= José L. Domingo =

Spanish editor and distinguished professor of toxicology

José Luis Domingo (born 1951 in Tortosa, Catalonia, Spain) is a Spanish toxicologist and distinguished professor of toxicology at Rovira i Virgili University.

==Education and career==
Domingo attended the University of Barcelona, from which he received two chemistry degrees: an undergraduate degree in 1972 and a doctorate in 1982. In 1991, he became a full professor of toxicology at the University of Barcelona; two years later, he assumed the same position at Rovira i Virgili University. In 2006, he was named a distinguished professor by Rovira i Virgili University.

==Research==
Domingo's research focuses on, among other topics, the potential human health effects of environmental and food contaminants. This includes genetically modified foods, and he has argued that not enough independent studies have been done regarding their potential adverse effects. He has also published review articles concluding that there are only a limited number of safety assessment studies of genetically modified foods, and has been critical of the concept of "substantial equivalence" as it relates to such foods.

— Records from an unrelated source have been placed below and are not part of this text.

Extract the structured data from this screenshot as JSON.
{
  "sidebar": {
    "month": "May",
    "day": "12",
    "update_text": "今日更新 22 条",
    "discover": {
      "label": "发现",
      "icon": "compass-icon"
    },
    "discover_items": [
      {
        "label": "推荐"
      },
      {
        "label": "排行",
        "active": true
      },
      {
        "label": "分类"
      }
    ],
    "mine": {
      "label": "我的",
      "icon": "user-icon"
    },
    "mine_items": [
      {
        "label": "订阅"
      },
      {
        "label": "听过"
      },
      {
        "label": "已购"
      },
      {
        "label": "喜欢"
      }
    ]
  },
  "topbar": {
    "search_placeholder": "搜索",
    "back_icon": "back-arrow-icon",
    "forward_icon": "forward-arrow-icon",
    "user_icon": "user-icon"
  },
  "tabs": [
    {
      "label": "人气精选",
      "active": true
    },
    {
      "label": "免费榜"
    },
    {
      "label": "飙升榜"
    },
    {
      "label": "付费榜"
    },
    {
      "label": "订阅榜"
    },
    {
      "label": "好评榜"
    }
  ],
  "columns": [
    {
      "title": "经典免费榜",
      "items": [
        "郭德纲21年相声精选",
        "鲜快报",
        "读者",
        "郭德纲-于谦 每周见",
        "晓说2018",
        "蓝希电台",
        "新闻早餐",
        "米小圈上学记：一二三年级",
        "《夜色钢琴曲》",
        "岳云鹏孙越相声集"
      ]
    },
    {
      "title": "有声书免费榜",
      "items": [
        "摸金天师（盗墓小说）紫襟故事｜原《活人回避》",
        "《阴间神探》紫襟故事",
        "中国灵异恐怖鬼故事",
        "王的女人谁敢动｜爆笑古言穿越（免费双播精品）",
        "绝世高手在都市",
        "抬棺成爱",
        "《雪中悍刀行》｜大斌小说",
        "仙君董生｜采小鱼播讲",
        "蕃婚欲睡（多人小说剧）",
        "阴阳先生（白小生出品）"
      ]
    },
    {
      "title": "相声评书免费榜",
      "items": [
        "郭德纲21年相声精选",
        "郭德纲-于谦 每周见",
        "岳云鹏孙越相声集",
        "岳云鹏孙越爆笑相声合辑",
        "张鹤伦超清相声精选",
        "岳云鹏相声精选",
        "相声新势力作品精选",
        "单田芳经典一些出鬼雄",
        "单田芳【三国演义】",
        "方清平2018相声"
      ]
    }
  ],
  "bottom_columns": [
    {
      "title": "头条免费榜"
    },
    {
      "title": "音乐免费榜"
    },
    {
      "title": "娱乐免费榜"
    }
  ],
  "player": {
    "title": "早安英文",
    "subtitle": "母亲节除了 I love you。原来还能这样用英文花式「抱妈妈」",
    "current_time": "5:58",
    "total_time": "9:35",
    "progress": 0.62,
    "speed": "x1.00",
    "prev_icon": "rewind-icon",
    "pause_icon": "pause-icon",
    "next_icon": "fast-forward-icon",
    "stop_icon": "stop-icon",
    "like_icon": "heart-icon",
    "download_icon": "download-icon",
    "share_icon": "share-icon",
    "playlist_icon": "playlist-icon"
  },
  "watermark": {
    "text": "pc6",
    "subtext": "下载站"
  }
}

==Honors, awards and positions==
Domingo is the editor-in-chief of the scientific journal Environmental Research and was editor-in-chief of Food and Chemical Toxicology. He has also been the co-editor-in-chief of Human and Ecological Risk Assessment, the editor of the reviews section of Environment International, and has served on the editorial boards of more than seven other journals. He is also a member of multiple professional societies, including the Society of Toxicology, the American Academy of Clinical Toxicology, and the Society for Experimental Biology and Medicine. In 2014, and again in 2015, he was named an ISI highly cited researcher.
He is the winner of Eurotox Merit award 2023.